Dallaire from Leger Marketing said politicians often use secularism as a so-called “wedge issue.”
“Because of its power to inflame debate, it can really put your opponents on the defensive, because then they have to justify defending policies that may not be that popular,” Dallaire said.
And talking about secularism can be a great way for politicians to distract from other issues, according to experts CBC spoke with.
Brown said that’s exactly what’s happening with the CAQ.
“They tried to address the teacher shortage. They failed. They’ve tried to address the cost of living. That hasn’t worked. They’ve tried to address the fact that we’re missing doctors and nurses. That hasn’t worked out. They’ve tried to stimulate the economy by attracting foreign investment in key industries. That hasn’t worked,” Brown said.
“What has worked is passing policies to target the rights of minorities.”
Not without risk
Dallaire warns using secularism as a political tool also has its limits and can backfire.
“If we go back to 2014, the idea of the charter [of] values was popular with most voters in Quebec,” Dallaire said. “And yet when the PQ ran on it, it didn’t really work.”

The PQ lost the election that followed.
“Those explosive issues, they become very interesting … because they have the power to shake up things,” Dallaire said. “But they also have the power to sometimes explode in your hands.”
He also noted that while secularism is popular in Quebec, it’s not necessarily something Quebecers are particularly worried about, saying it falls “pretty low” on the priority list for most.
Even Daniel Turp, former PQ MNA and current president of Droits collectifs Québec, a group that supports Bill 21, says there may be limits to pushing secularism.
“There’s always politics involved when you draft bills and have laws adopted,” he said.
“And those who try to mark points or go too far, well, they’ll lose points.”
Quebec Muslims feel alienated
Legault has always said that he sees secularism as a shared value that unites Quebecers and is embraced by a majority of the population, but many people feel alienated by his government’s policies.
“I think a lot of Muslims are feeling that Quebec is becoming xenophobic,” Farida Mohamed, former president of the Montreal chapter of the Canadian Council of Muslim Women, told CBC in an interview.

“It’s causing feelings of uncertainty.
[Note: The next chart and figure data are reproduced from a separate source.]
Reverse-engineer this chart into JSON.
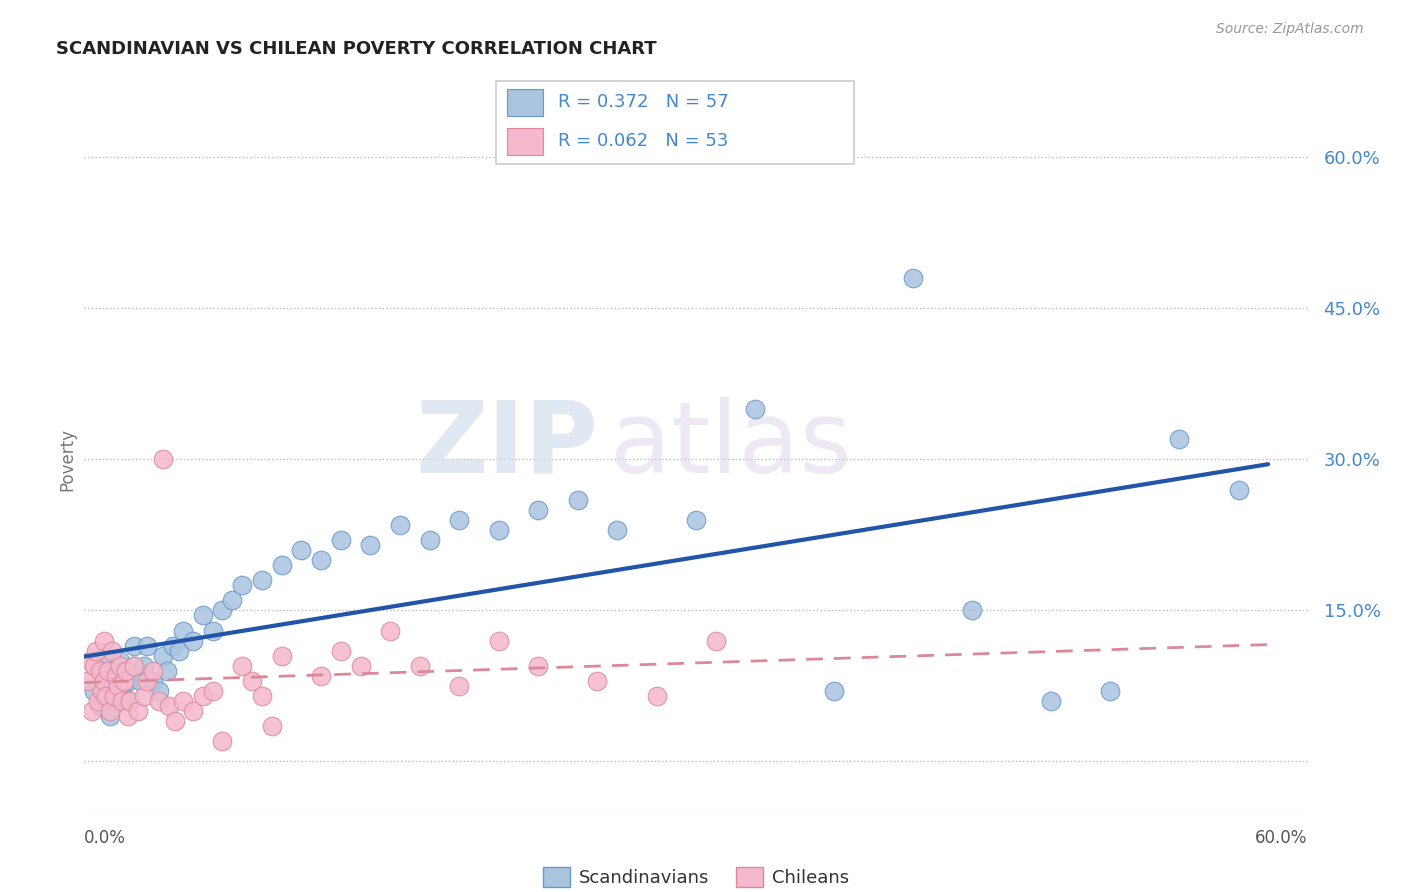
{
  "title": "SCANDINAVIAN VS CHILEAN POVERTY CORRELATION CHART",
  "source": "Source: ZipAtlas.com",
  "ylabel": "Poverty",
  "xlim": [
    0.0,
    0.62
  ],
  "ylim": [
    -0.05,
    0.65
  ],
  "ytick_vals": [
    0.0,
    0.15,
    0.3,
    0.45,
    0.6
  ],
  "ytick_labels": [
    "",
    "15.0%",
    "30.0%",
    "45.0%",
    "60.0%"
  ],
  "scand_color": "#aac4e0",
  "scand_edge": "#6699cc",
  "chile_color": "#f5b8cc",
  "chile_edge": "#dd8899",
  "line_scand_color": "#2255aa",
  "line_chile_color": "#dd8899",
  "legend_text_color": "#4488cc",
  "scand_x": [
    0.005,
    0.005,
    0.008,
    0.01,
    0.01,
    0.012,
    0.013,
    0.013,
    0.015,
    0.015,
    0.017,
    0.018,
    0.018,
    0.02,
    0.02,
    0.022,
    0.022,
    0.025,
    0.025,
    0.028,
    0.03,
    0.032,
    0.035,
    0.038,
    0.04,
    0.042,
    0.045,
    0.048,
    0.05,
    0.055,
    0.06,
    0.065,
    0.07,
    0.075,
    0.08,
    0.09,
    0.1,
    0.11,
    0.12,
    0.13,
    0.145,
    0.16,
    0.175,
    0.19,
    0.21,
    0.23,
    0.25,
    0.27,
    0.31,
    0.34,
    0.38,
    0.42,
    0.45,
    0.49,
    0.52,
    0.555,
    0.585
  ],
  "scand_y": [
    0.07,
    0.095,
    0.055,
    0.08,
    0.105,
    0.065,
    0.045,
    0.075,
    0.06,
    0.09,
    0.07,
    0.085,
    0.1,
    0.065,
    0.09,
    0.06,
    0.08,
    0.095,
    0.115,
    0.08,
    0.095,
    0.115,
    0.08,
    0.07,
    0.105,
    0.09,
    0.115,
    0.11,
    0.13,
    0.12,
    0.145,
    0.13,
    0.15,
    0.16,
    0.175,
    0.18,
    0.195,
    0.21,
    0.2,
    0.22,
    0.215,
    0.235,
    0.22,
    0.24,
    0.23,
    0.25,
    0.26,
    0.23,
    0.24,
    0.35,
    0.07,
    0.48,
    0.15,
    0.06,
    0.07,
    0.32,
    0.27
  ],
  "chile_x": [
    0.002,
    0.003,
    0.004,
    0.005,
    0.006,
    0.007,
    0.008,
    0.009,
    0.01,
    0.01,
    0.011,
    0.012,
    0.013,
    0.014,
    0.015,
    0.016,
    0.017,
    0.018,
    0.019,
    0.02,
    0.021,
    0.022,
    0.023,
    0.025,
    0.027,
    0.03,
    0.032,
    0.035,
    0.038,
    0.04,
    0.043,
    0.046,
    0.05,
    0.055,
    0.06,
    0.065,
    0.07,
    0.08,
    0.085,
    0.09,
    0.095,
    0.1,
    0.12,
    0.13,
    0.14,
    0.155,
    0.17,
    0.19,
    0.21,
    0.23,
    0.26,
    0.29,
    0.32
  ],
  "chile_y": [
    0.08,
    0.1,
    0.05,
    0.095,
    0.11,
    0.06,
    0.09,
    0.07,
    0.08,
    0.12,
    0.065,
    0.09,
    0.05,
    0.11,
    0.065,
    0.085,
    0.075,
    0.095,
    0.06,
    0.08,
    0.09,
    0.045,
    0.06,
    0.095,
    0.05,
    0.065,
    0.08,
    0.09,
    0.06,
    0.3,
    0.055,
    0.04,
    0.06,
    0.05,
    0.065,
    0.07,
    0.02,
    0.095,
    0.08,
    0.065,
    0.035,
    0.105,
    0.085,
    0.11,
    0.095,
    0.13,
    0.095,
    0.075,
    0.12,
    0.095,
    0.08,
    0.065,
    0.12
  ]
}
It’s causing feelings of well, maybe we should leave Quebec and go elsewhere in Canada.”
Brown said the Quebec government should realize Muslim Quebecers, who mostly come from francophone countries, could be an important ally in a province that wants to preserve French language and culture.
“We were told that we were equals and that we would be able to contribute to society and benefit from society the same as everybody else,” Brown said.
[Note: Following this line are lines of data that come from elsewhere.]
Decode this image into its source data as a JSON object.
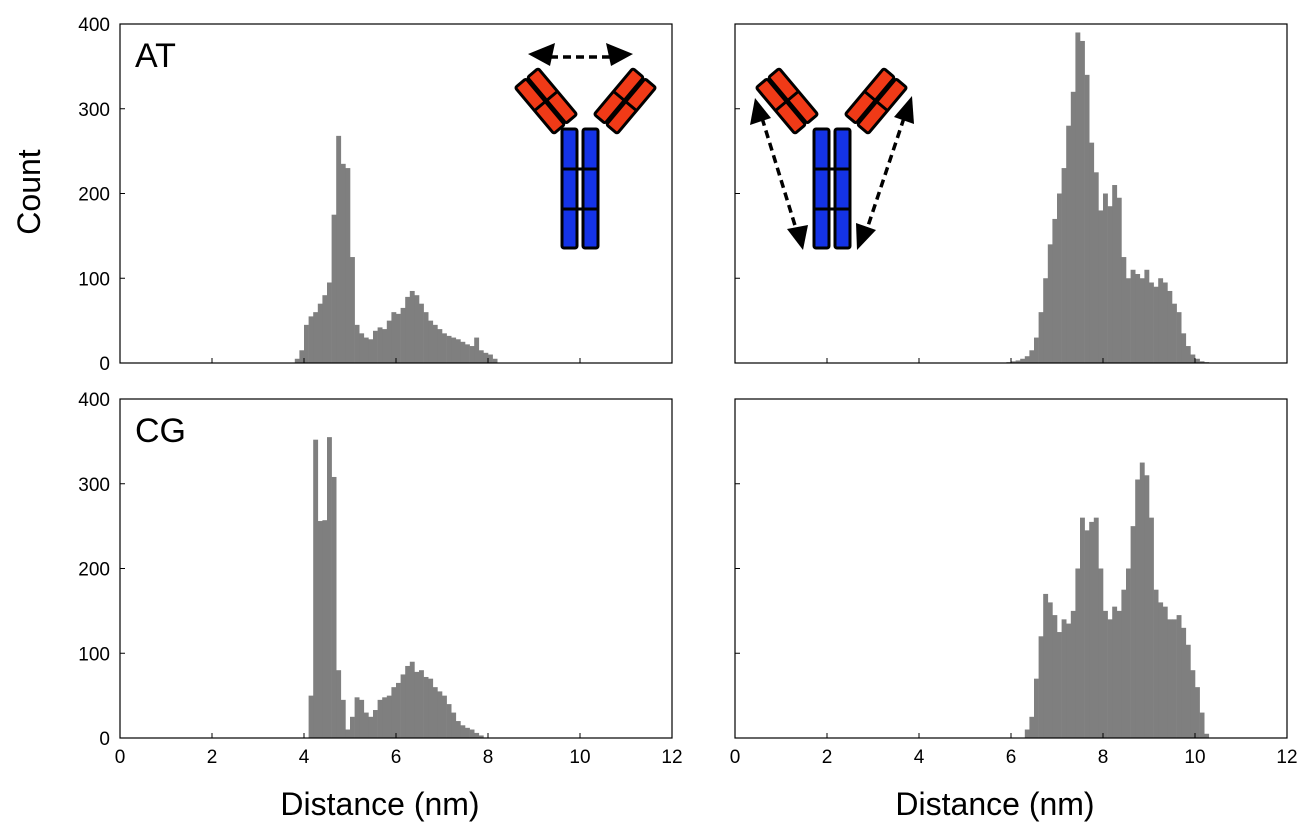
{
  "figure": {
    "ylabel": "Count",
    "xlabel": "Distance (nm)"
  },
  "colors": {
    "bar": "#7f7f7f",
    "fab_fill": "#f03a17",
    "fc_fill": "#1433e6",
    "outline": "#000000"
  },
  "chart_data": [
    {
      "type": "bar",
      "panel": "top-left",
      "label": "AT",
      "title": "",
      "xlabel": "",
      "ylabel": "Count",
      "xlim": [
        0,
        12
      ],
      "ylim": [
        0,
        400
      ],
      "grid": false,
      "bin_width": 0.1,
      "x": [
        3.8,
        3.9,
        4.0,
        4.1,
        4.2,
        4.3,
        4.4,
        4.5,
        4.6,
        4.7,
        4.8,
        4.9,
        5.0,
        5.1,
        5.2,
        5.3,
        5.4,
        5.5,
        5.6,
        5.7,
        5.8,
        5.9,
        6.0,
        6.1,
        6.2,
        6.3,
        6.4,
        6.5,
        6.6,
        6.7,
        6.8,
        6.9,
        7.0,
        7.1,
        7.2,
        7.3,
        7.4,
        7.5,
        7.6,
        7.7,
        7.8,
        7.9,
        8.0,
        8.1
      ],
      "values": [
        5,
        15,
        45,
        55,
        60,
        70,
        80,
        95,
        175,
        268,
        235,
        230,
        125,
        45,
        35,
        30,
        28,
        38,
        42,
        40,
        50,
        60,
        58,
        65,
        78,
        85,
        80,
        70,
        60,
        50,
        45,
        40,
        35,
        32,
        30,
        28,
        25,
        22,
        20,
        30,
        15,
        12,
        10,
        5
      ]
    },
    {
      "type": "bar",
      "panel": "top-right",
      "label": "",
      "title": "",
      "xlabel": "",
      "ylabel": "",
      "xlim": [
        0,
        12
      ],
      "ylim": [
        0,
        400
      ],
      "grid": false,
      "bin_width": 0.1,
      "x": [
        5.9,
        6.0,
        6.1,
        6.2,
        6.3,
        6.4,
        6.5,
        6.6,
        6.7,
        6.8,
        6.9,
        7.0,
        7.1,
        7.2,
        7.3,
        7.4,
        7.5,
        7.6,
        7.7,
        7.8,
        7.9,
        8.0,
        8.1,
        8.2,
        8.3,
        8.4,
        8.5,
        8.6,
        8.7,
        8.8,
        8.9,
        9.0,
        9.1,
        9.2,
        9.3,
        9.4,
        9.5,
        9.6,
        9.7,
        9.8,
        9.9,
        10.0,
        10.1,
        10.2
      ],
      "values": [
        1,
        2,
        3,
        5,
        8,
        15,
        30,
        60,
        100,
        140,
        170,
        200,
        230,
        280,
        320,
        390,
        380,
        340,
        260,
        225,
        180,
        200,
        185,
        210,
        195,
        125,
        100,
        110,
        105,
        100,
        110,
        95,
        90,
        100,
        95,
        85,
        70,
        60,
        35,
        20,
        10,
        5,
        2,
        1
      ]
    },
    {
      "type": "bar",
      "panel": "bottom-left",
      "label": "CG",
      "title": "",
      "xlabel": "Distance (nm)",
      "ylabel": "",
      "xlim": [
        0,
        12
      ],
      "ylim": [
        0,
        400
      ],
      "grid": false,
      "bin_width": 0.1,
      "x": [
        4.1,
        4.2,
        4.3,
        4.4,
        4.5,
        4.6,
        4.7,
        4.8,
        4.9,
        5.0,
        5.1,
        5.2,
        5.3,
        5.4,
        5.5,
        5.6,
        5.7,
        5.8,
        5.9,
        6.0,
        6.1,
        6.2,
        6.3,
        6.4,
        6.5,
        6.6,
        6.7,
        6.8,
        6.9,
        7.0,
        7.1,
        7.2,
        7.3,
        7.4,
        7.5,
        7.6,
        7.7,
        7.8
      ],
      "values": [
        50,
        352,
        256,
        257,
        355,
        308,
        80,
        45,
        10,
        25,
        48,
        45,
        30,
        25,
        33,
        45,
        48,
        50,
        60,
        65,
        75,
        85,
        90,
        78,
        80,
        72,
        70,
        60,
        55,
        50,
        40,
        30,
        20,
        15,
        12,
        10,
        6,
        3
      ]
    },
    {
      "type": "bar",
      "panel": "bottom-right",
      "label": "",
      "title": "",
      "xlabel": "Distance (nm)",
      "ylabel": "",
      "xlim": [
        0,
        12
      ],
      "ylim": [
        0,
        400
      ],
      "grid": false,
      "bin_width": 0.1,
      "x": [
        6.3,
        6.4,
        6.5,
        6.6,
        6.7,
        6.8,
        6.9,
        7.0,
        7.1,
        7.2,
        7.3,
        7.4,
        7.5,
        7.6,
        7.7,
        7.8,
        7.9,
        8.0,
        8.1,
        8.2,
        8.3,
        8.4,
        8.5,
        8.6,
        8.7,
        8.8,
        8.9,
        9.0,
        9.1,
        9.2,
        9.3,
        9.4,
        9.5,
        9.6,
        9.7,
        9.8,
        9.9,
        10.0,
        10.1,
        10.2
      ],
      "values": [
        10,
        25,
        70,
        120,
        170,
        160,
        145,
        125,
        140,
        135,
        150,
        200,
        260,
        245,
        255,
        260,
        200,
        150,
        140,
        155,
        150,
        175,
        200,
        250,
        305,
        325,
        310,
        260,
        175,
        160,
        155,
        140,
        140,
        145,
        130,
        110,
        80,
        60,
        30,
        5
      ]
    }
  ]
}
“And what we’re seeing is the people that are supposed to be representing us and our leaders are telling society that we’re dangerous and we don’t share their values.”
Eliadis, the human rights lawyer, believes that in aggressively pushing secularism, Quebec may end up right back where it started before the Quiet Revolution.
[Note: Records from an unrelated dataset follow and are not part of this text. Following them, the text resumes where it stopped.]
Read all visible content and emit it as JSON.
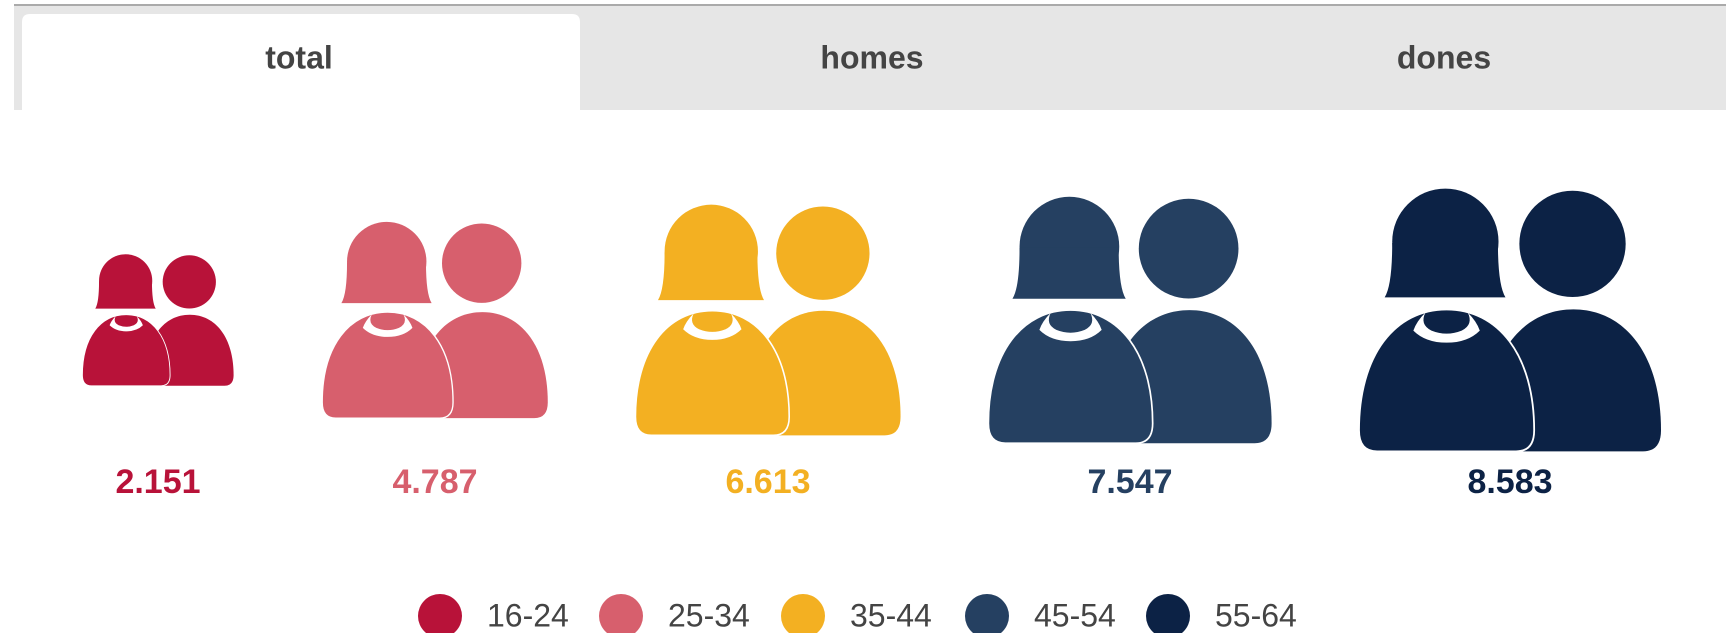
{
  "tabs": [
    "total",
    "homes",
    "dones"
  ],
  "chart_data": {
    "type": "pictogram",
    "categories": [
      "16-24",
      "25-34",
      "35-44",
      "45-54",
      "55-64"
    ],
    "values": [
      2151,
      4787,
      6613,
      7547,
      8583
    ],
    "value_labels": [
      "2.151",
      "4.787",
      "6.613",
      "7.547",
      "8.583"
    ],
    "colors": [
      "#b81239",
      "#d75f6d",
      "#f3b022",
      "#254061",
      "#0c2245"
    ]
  }
}
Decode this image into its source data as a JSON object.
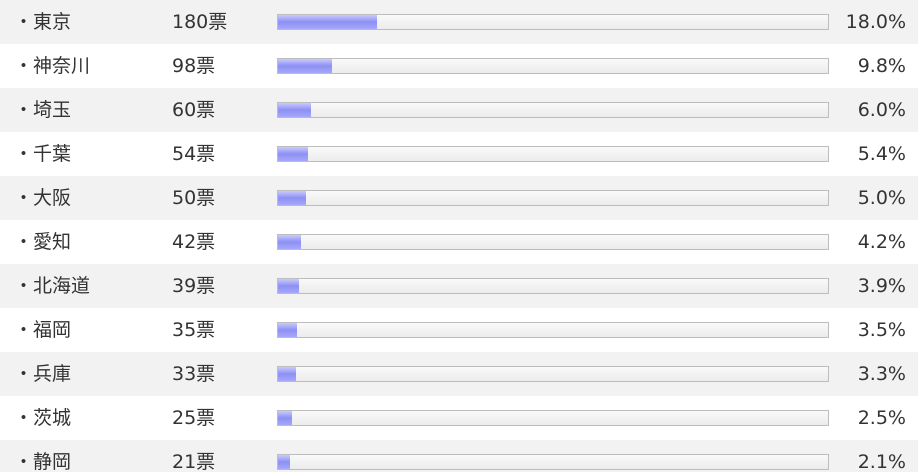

“The Roman Catholic Church and its dominance in Quebec society was a kind of isolation for Quebec,” Eliadis said.
“And what’s happening now is a use of laicité and secularism to create a new isolationism.”
Where it’s going next
One thing that could either help settle the debate — or perhaps exacerbate it even further — is the Supreme Court ruling on Bill 21.
“I think it’s going to be a historic moment in Canadian history and in Quebec history,” Eliadis said.
Arguments in the case are to be heard sometime next year, but it’s not clear if a decision will come before or after the provincial election next fall.
The CAQ, perhaps in anticipation of the Bill 21 ruling, is now proposing Quebec draft its own constitution that would defend Quebec values.
It’s hard to say when, or if, this debate in Quebec will ever end.
“You know, in France, secularism in principle was implemented in 1905, but there’s still some debate in France,” said Turp, whose group is intervening in the court challenge against Bill 21.
“So yeah, it might continue in Quebec,” he added with a chuckle.